Я расцениваю его хмыканье как знак согласия и киваю в сторону весов, стоящих у двери кабинета. Несмотря на свои внушительные размеры, он двигается с кошачьей грацией. Когда он встает на весы, раздается звон, и я подхожу, чтобы посмотреть показания и внести данные в таблицу.
Когда я снова поднимаю глаза, мне приходится сдержать вздох, потому что он смотрит на меня с поразительной сосредоточенностью. Его взгляд, полный откровенного любопытства, становится острым, и у меня внутри все переворачивается от тревоги и возбуждения. Такого я не испытывала уже много лет. Если я поддамся этой реакции, это может привести к множеству серьезных проблем.
— А теперь давайте определим ваш рост, — предлагаю я, указывая на измерительную ленту, закрепленную на стене.
Он послушно направляется к ней, не сводя с меня удивленного взгляда, будто я — задача, требующая решения. Он покорно следует моим указаниям, пока я фиксирую его параметры. Этот самец ростом шесть футов. Он на целый фут выше меня.
Не задумываясь, я закатываю длинные рукава своей униформы и отмечаю его рост.
Глядя на часы, я с нетерпением отсчитываю время до своего перерыва. Хотя я только пришла на работу, я с нетерпением жду половины одиннадцатого, чтобы провести хотя бы пятнадцать минут в одиночестве.
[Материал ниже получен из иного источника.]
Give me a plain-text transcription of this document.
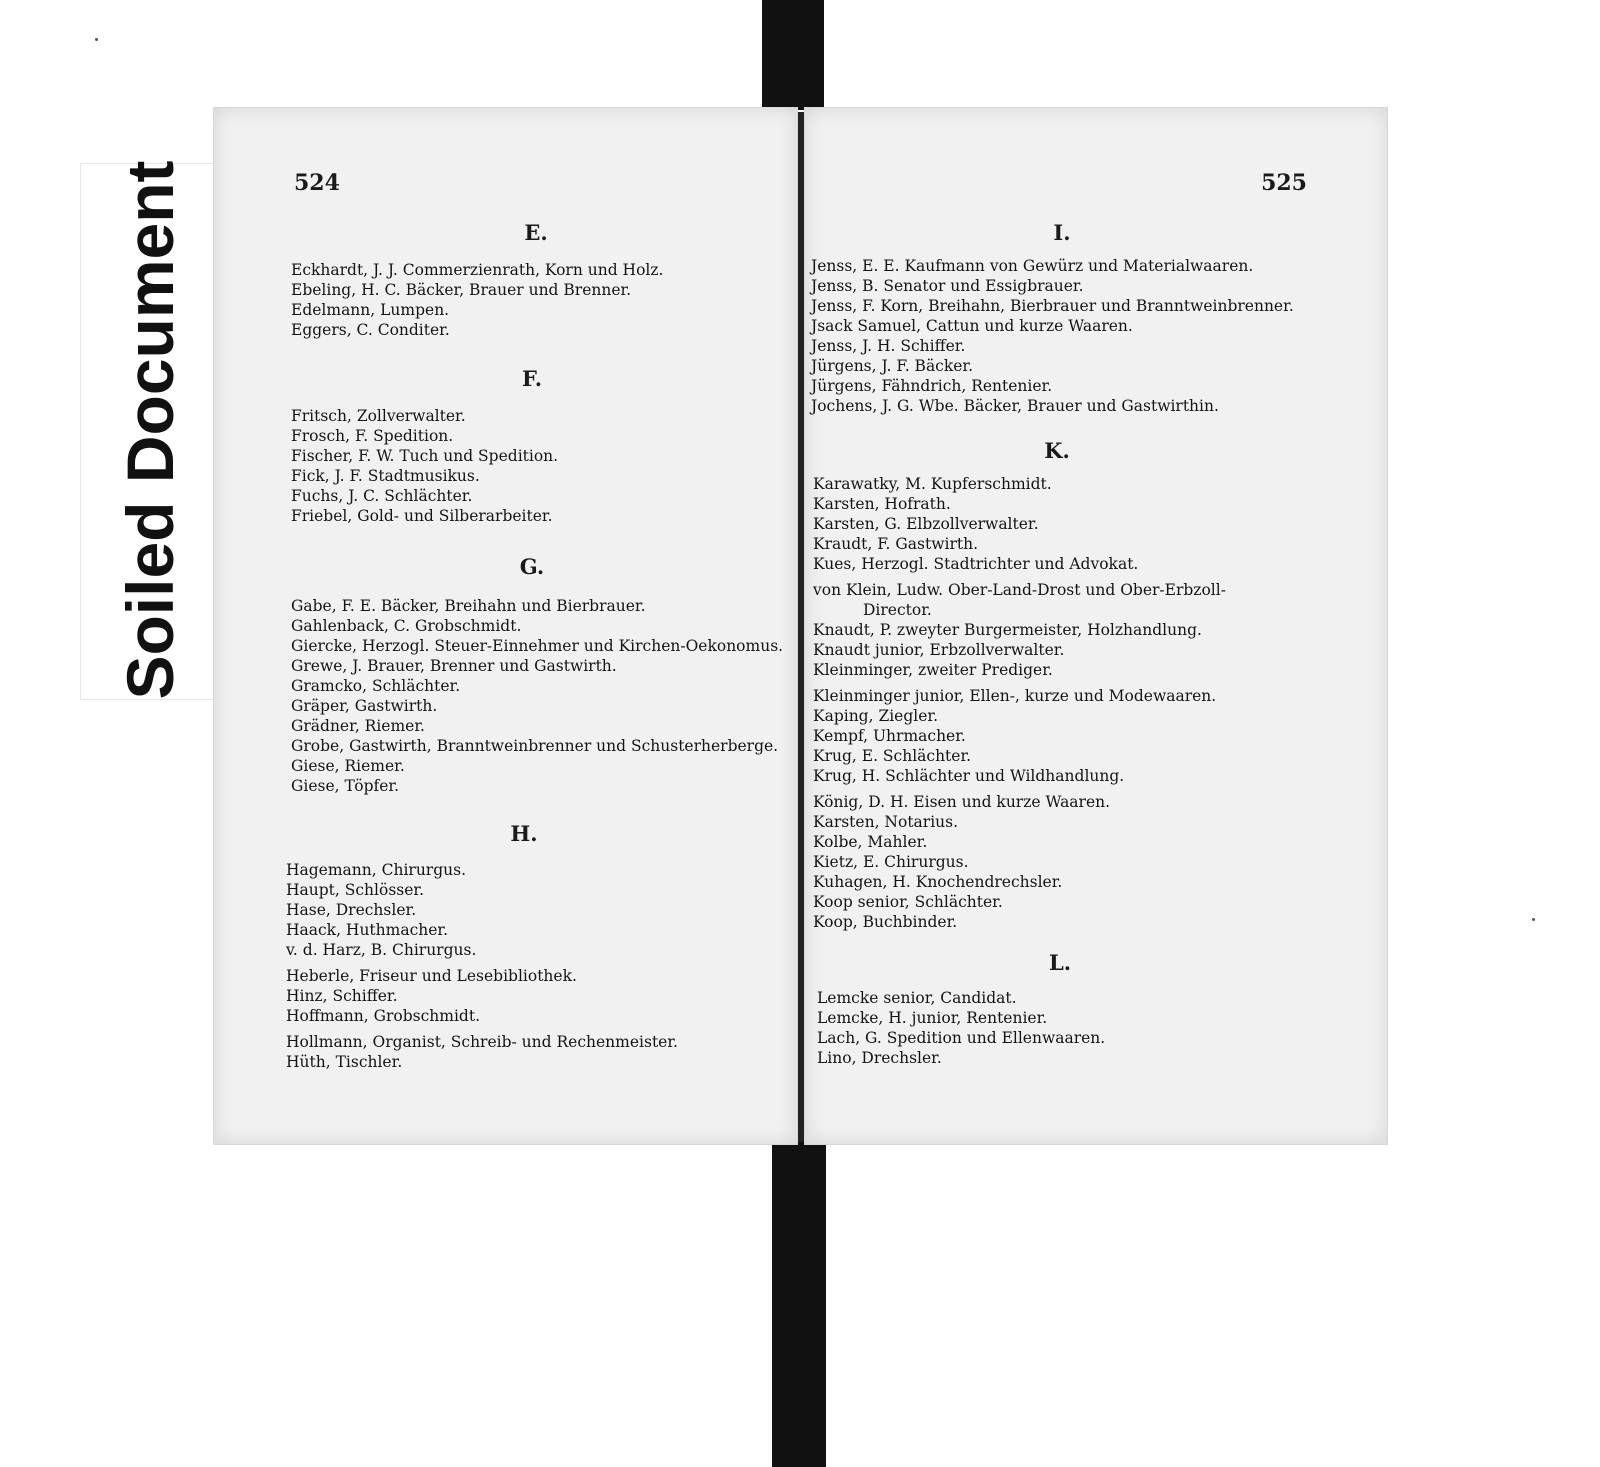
Soiled Document	524
E.
Eckhardt, J. J. Commerzienrath, Korn und Holz.
Ebeling, H. C. Bäcker, Brauer und Brenner.
Edelmann, Lumpen.
Eggers, C. Conditer.
F.
Fritsch, Zollverwalter.
Frosch, F. Spedition.
Fischer, F. W. Tuch und Spedition.
Fick, J. F. Stadtmusikus.
Fuchs, J. C. Schlächter.
Friebel, Gold- und Silberarbeiter.
G.
Gabe, F. E. Bäcker, Breihahn und Bierbrauer.
Gahlenback, C. Grobschmidt.
Giercke, Herzogl. Steuer-Einnehmer und Kirchen-Oekonomus.
Grewe, J. Brauer, Brenner und Gastwirth.
Gramcko, Schlächter.
Gräper, Gastwirth.
Grädner, Riemer.
Grobe, Gastwirth, Branntweinbrenner und Schusterherberge.
Giese, Riemer.
Giese, Töpfer.
H.
Hagemann, Chirurgus.
Haupt, Schlösser.
Hase, Drechsler.
Haack, Huthmacher.
v. d. Harz, B. Chirurgus.
Heberle, Friseur und Lesebibliothek.
Hinz, Schiffer.
Hoffmann, Grobschmidt.
Hollmann, Organist, Schreib- und Rechenmeister.
Hüth, Tischler.
525
I.
Jenss, E. E. Kaufmann von Gewürz und Materialwaaren.
Jenss, B. Senator und Essigbrauer.
Jenss, F. Korn, Breihahn, Bierbrauer und Branntweinbrenner.
Jsack Samuel, Cattun und kurze Waaren.
Jenss, J. H. Schiffer.
Jürgens, J. F. Bäcker.
Jürgens, Fähndrich, Rentenier.
Jochens, J. G. Wbe. Bäcker, Brauer und Gastwirthin.
K.
Karawatky, M. Kupferschmidt.
Karsten, Hofrath.
Karsten, G. Elbzollverwalter.
Kraudt, F. Gastwirth.
Kues, Herzogl. Stadtrichter und Advokat.
von Klein, Ludw. Ober-Land-Drost und Ober-Erbzoll-
Director.
Knaudt, P. zweyter Burgermeister, Holzhandlung.
Knaudt junior, Erbzollverwalter.
Kleinminger, zweiter Prediger.
Kleinminger junior, Ellen-, kurze und Modewaaren.
Kaping, Ziegler.
Kempf, Uhrmacher.
Krug, E. Schlächter.
Krug, H. Schlächter und Wildhandlung.
König, D. H. Eisen und kurze Waaren.
Karsten, Notarius.
Kolbe, Mahler.
Kietz, E. Chirurgus.
Kuhagen, H. Knochendrechsler.
Koop senior, Schlächter.
Koop, Buchbinder.
L.
Lemcke senior, Candidat.
Lemcke, H. junior, Rentenier.
Lach, G. Spedition und Ellenwaaren.
Lino, Drechsler.
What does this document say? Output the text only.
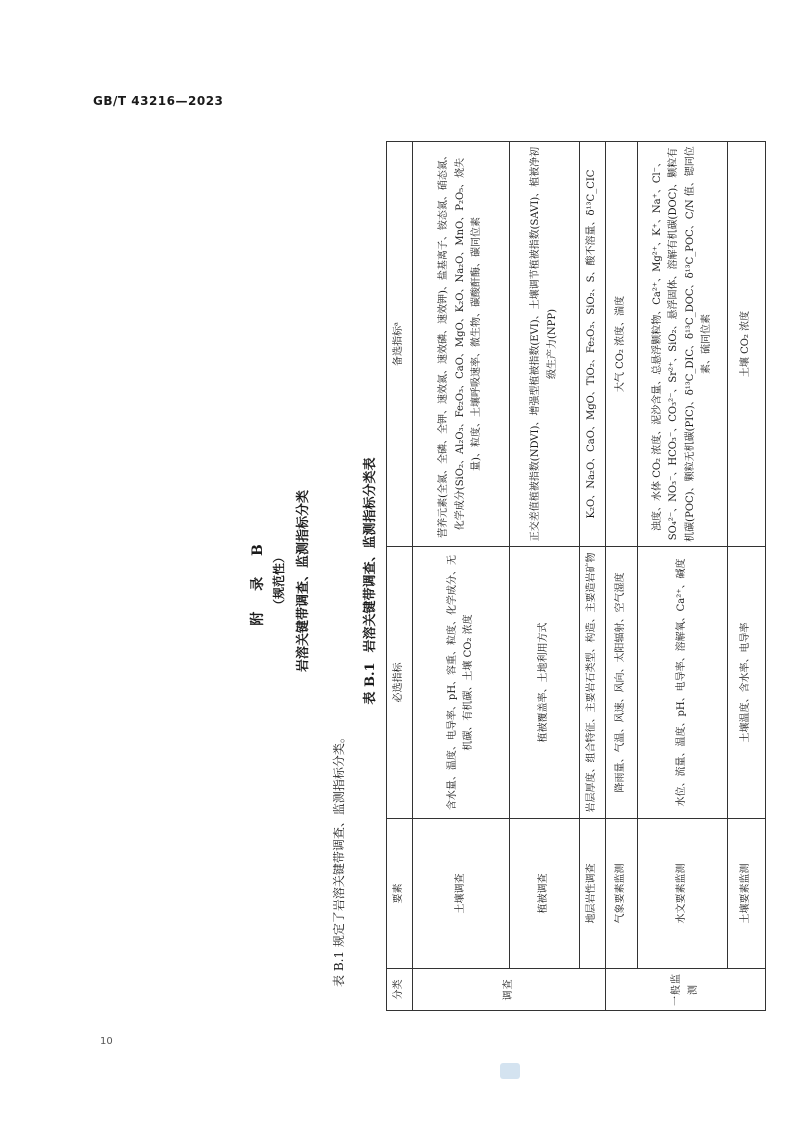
GB/T 43216—2023
附 录 B （规范性） 岩溶关键带调查、监测指标分类
表 B.1 规定了岩溶关键带调查、监测指标分类。
表 B.1岩溶关键带调查、监测指标分类表
分类	要素	必选指标	备选指标ᵃ
调查	土壤调查	含水量、温度、电导率、pH、容重、粒度、化学成分、无机碳、有机碳、土壤 CO₂ 浓度	营养元素(全氮、全磷、全钾、速效氮、速效磷、速效钾)、盐基离子、铵态氮、硝态氮、化学成分(SiO₂、Al₂O₃、Fe₂O₃、CaO、MgO、K₂O、Na₂O、MnO、P₂O₅、烧失量)、粒度、土壤呼吸速率、微生物、碳酸酐酶、碳同位素
	植被调查	植被覆盖率、土地利用方式	正交差值植被指数(NDVI)、增强型植被指数(EVI)、土壤调节植被指数(SAVI)、植被净初级生产力(NPP)
	地层岩性调查	岩层厚度、组合特征、主要岩石类型、构造、主要造岩矿物	K₂O、Na₂O、CaO、MgO、TiO₂、Fe₂O₃、SiO₂、S、酸不溶量、δ¹³C_CIC
一般监测	气象要素监测	降雨量、气温、风速、风向、太阳辐射、空气湿度	大气 CO₂ 浓度、湍度
	水文要素监测	水位、流量、温度、pH、电导率、溶解氧、Ca²⁺、碱度	浊度、水体 CO₂ 浓度、泥沙含量、总悬浮颗粒物、Ca²⁺、Mg²⁺、K⁺、Na⁺、Cl⁻、SO₄²⁻、NO₃⁻、HCO₃⁻、CO₃²⁻、Sr²⁺、SiO₂、悬浮固体、溶解有机碳(DOC)、颗粒有机碳(POC)、颗粒无机碳(PIC)、δ¹³C_DIC、δ¹³C_DOC、δ¹³C_POC、C/N 值、锶同位素、硫同位素
	土壤要素监测	土壤温度、含水率、电导率	土壤 CO₂ 浓度
10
Внезапно меня охватывает дрожь, и я замираю, словно загнанная в угол жертва. Я не могу заставить себя посмотреть на дверной проем, мое тело словно парализовано, а в душе поднимается острое желание сбежать. Я могу описать свое состояние только так: я ожидаю, что в любой момент в дверях появится Вик, и оглядываю комнату, уверенная, что он где-то рядом. Ждет, когда я совершу какую-нибудь ошибку, например, вздохну без его разрешения. Но вместо того, чтобы встретить взгляд мужа, я осознаю, что причиной моей тревоги стало внимание заключенного, и это оно вызывает у меня панику. Заметив, что он смотрит прямо на меня, и как его мышцы напрягаются, я пытаюсь спрятать свои запястья. На них остались темные синяки от того, как Вик крепко сжимал мои руки в постели сегодня утром. Меня бросает в пот, и в ушах стоит звон. Я стою в растерянности, не в силах подобрать нужные слова, чтобы оправдаться. Хотя он последний человек на свете, перед которым я стала бы объясняться.